For most of my photographic life I would not have been caught dead taking pictures with skylight lighting. For one I never had one. The closest was my Vancouver, Robson Street studio. I had a back wall that I painted middle gray. I painted the side wall white and on the opposite side I had a bank of windows overlooking the Eaton’s/then/Sears building which was one city block tall and wide white wall. If I wanted to increase the bouncing back of the window light from the white side wall I would incorporate a large white reflector as you see here in the portrait with me sitting with Jo-Ann.
But even when I could use this kind of window light with reflection back so that a face would almost be the same shade on both sides I avoided it.

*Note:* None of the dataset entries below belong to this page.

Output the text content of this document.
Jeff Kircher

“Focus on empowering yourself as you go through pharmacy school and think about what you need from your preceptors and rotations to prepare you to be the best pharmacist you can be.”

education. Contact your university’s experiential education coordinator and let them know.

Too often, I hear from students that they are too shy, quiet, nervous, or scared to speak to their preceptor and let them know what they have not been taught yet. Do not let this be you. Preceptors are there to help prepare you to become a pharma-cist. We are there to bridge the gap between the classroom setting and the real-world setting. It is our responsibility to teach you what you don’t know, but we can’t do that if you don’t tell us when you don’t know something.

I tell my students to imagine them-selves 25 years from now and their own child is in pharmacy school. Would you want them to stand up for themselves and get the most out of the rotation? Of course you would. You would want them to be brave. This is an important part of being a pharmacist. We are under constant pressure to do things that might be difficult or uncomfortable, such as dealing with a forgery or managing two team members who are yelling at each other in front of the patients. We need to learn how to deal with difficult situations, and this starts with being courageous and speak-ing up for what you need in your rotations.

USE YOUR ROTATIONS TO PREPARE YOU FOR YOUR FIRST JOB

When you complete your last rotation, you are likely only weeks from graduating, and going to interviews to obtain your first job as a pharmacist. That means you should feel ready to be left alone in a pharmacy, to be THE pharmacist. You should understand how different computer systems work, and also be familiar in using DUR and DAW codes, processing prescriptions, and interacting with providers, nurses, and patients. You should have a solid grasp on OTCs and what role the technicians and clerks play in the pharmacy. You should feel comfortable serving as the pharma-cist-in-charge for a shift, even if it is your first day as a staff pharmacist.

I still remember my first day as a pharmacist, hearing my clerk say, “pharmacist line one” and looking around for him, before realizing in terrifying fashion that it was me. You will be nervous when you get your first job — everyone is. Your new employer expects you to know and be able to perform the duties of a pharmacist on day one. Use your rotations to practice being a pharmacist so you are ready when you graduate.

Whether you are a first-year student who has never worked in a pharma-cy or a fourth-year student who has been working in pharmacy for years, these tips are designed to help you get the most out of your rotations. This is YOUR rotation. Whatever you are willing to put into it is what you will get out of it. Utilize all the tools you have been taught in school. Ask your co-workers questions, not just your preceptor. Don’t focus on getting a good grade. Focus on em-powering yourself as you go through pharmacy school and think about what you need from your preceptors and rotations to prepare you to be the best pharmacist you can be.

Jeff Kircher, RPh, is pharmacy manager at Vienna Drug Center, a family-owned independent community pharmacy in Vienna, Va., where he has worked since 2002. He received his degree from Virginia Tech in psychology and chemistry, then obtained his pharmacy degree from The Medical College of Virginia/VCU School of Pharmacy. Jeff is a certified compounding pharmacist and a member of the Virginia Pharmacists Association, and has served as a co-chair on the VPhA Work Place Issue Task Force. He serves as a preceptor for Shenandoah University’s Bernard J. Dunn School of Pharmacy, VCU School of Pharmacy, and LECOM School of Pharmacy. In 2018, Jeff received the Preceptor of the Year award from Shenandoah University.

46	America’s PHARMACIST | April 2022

A human face has curves. A photograph has some difficulty in showing curves because a photograph is in two dimensions. Curvature can be suggested by shadows. Flat lighting will flatten the body and the scene. Another quality of what I would call Flemish window lighting (the dark side of the face quite darkish) is that a chubby face will seem narrow.I used and use a small softbox (with flash) very close to my subject's face.
But now, after having seen Brady’s Mrs. Brandon, I will experiment this 2014 with the skylight look. I have no skylight. How will I do this?
I will pick a cloudy day and take one of my gray backgrounds to the garden. I will setup my Manfrotto boom with my 6 foot long softbox and suspend it pointing down while giving lots of room for someone to sit or stand underneath.